At 6 am the alarm went off amd by 7 we were away. The plan was to leave most of the camping gear at this spot and go light weight to the summit. It looked like our ridge went up a way then turned to the right for about a kilometer keeping fairly level before rising again to the summit. The bush on it however proved to be exceedingly dense. Soon after starting our deer trail vanished so we had no option but to retrace our route and decided to take all our gear to the bushline. We battled our way up and Julian on his first trip to Fiordland found it hard going. So hard was it that one of his Koflack climbing boots fell apart with the sole coming off entirely. I suggested he bind it back on with his crampons which he did.
On the level ridge we found another deer train which took us along fairly easily for a while. In places it ran over rocky out drops which afforded us good views of the surrounding country. The snow was down into the bush. at the end of the level ridge we headed strainght up on vague deer trails and higher up we hit the snow. This was soft and we went down to our knees in it. The country was also very steep so it was a merciless slog upwards. It was noon before we pulled clear of the bush. The snow from here on was hard and easy going.

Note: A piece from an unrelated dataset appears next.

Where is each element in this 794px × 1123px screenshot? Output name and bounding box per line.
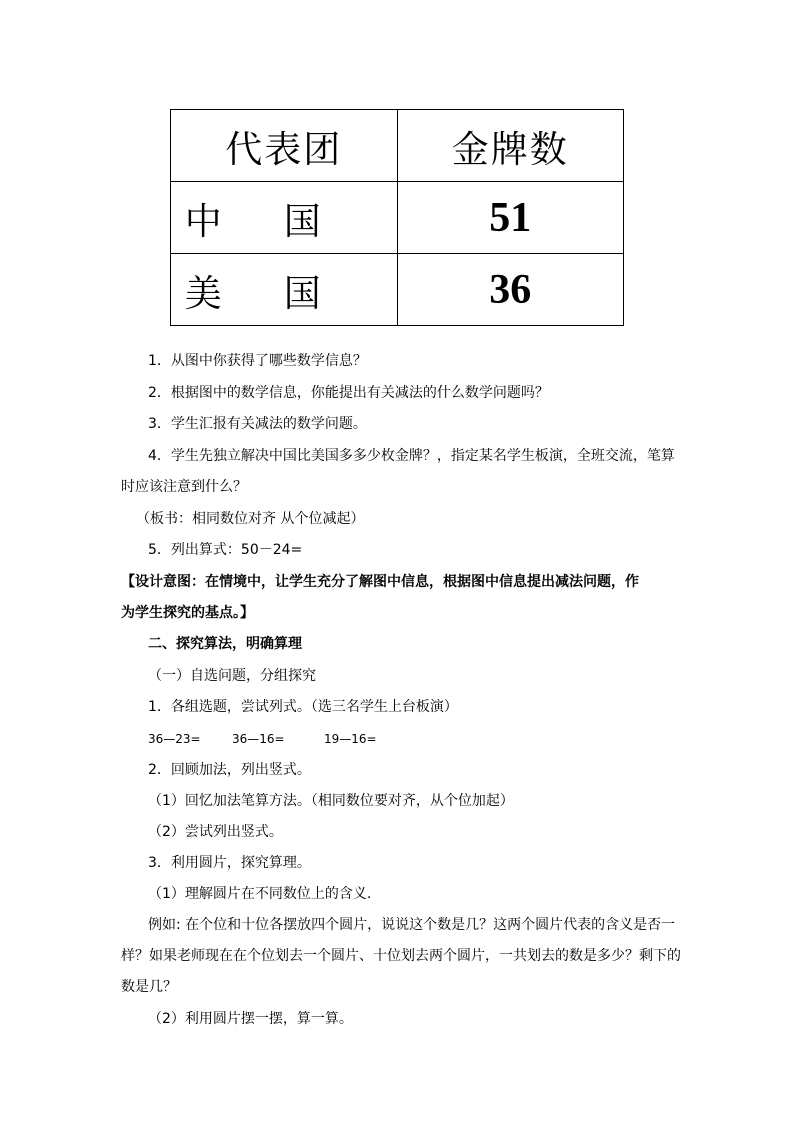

Julian looked exhausted at this point but after quoting the above poetry he seemed to find some deep reserve of hidden energy for the final push. We left our packs under some alpine scrub as I had espied some circling Keas lower down. Then we cramponned quickly upwards to the corniced summit ridge. Here we entered cloud and so to the summit. We had only a minute on top as I was in a panic now that the time was 1.30 pm. I practically ran all the was down to the packs leaving poor Julian struggling in thhe rear. In the bush I tried to take a more direct line down but alas this did not work out. After years of climbing in Fiordland I can tarzan through the bush quite easily but for Julian it was a nightmare. I had to badger and exhort him to keep going all the time. I was silently cursing myself for not returning on our ascent route as it was hard to know exactly where we were. Eventually after climbing several trees I picked up the vital level ridge and was able to guide ourselves onto it. Here we picked up the good deer trail and this time I followed it like a blood-hound. This eventually took us back to the sound which we reached at 5.30 pm.
We launched and started power stroking down the sound. An hour later it was dark. Julian was cold. wet and tired and I promised him a short respite and dry clothes when we reached our Saturday lunch stop in the middle Fiord. There was a half moon shining through a thin viel of cloud and enough light to travel . The wind picked up a bit and we could surf on small waves in the dark. After a few hours we landed on a headland where Julian got on dry clothes and then we were off. Once in the main lake I headed too far north till I saw the looghts of Te Anau Downs Hotel. We arrived there at 11.15 pm. Needless to say everyone had gone to sleep so I had no option but to tap on Pam Hick's bedroom window. She very graciously got up to get our keys and also hot drinks before we hit the road.
"This is the law of Fiordland, that only the strong shall thrive;
That surely the weak shall perish, and only the fit survive.
Dissolute, damned and despairful, crippled and palsied and slain,
This is the will of Fiordland, - Lo, how she makes it plain.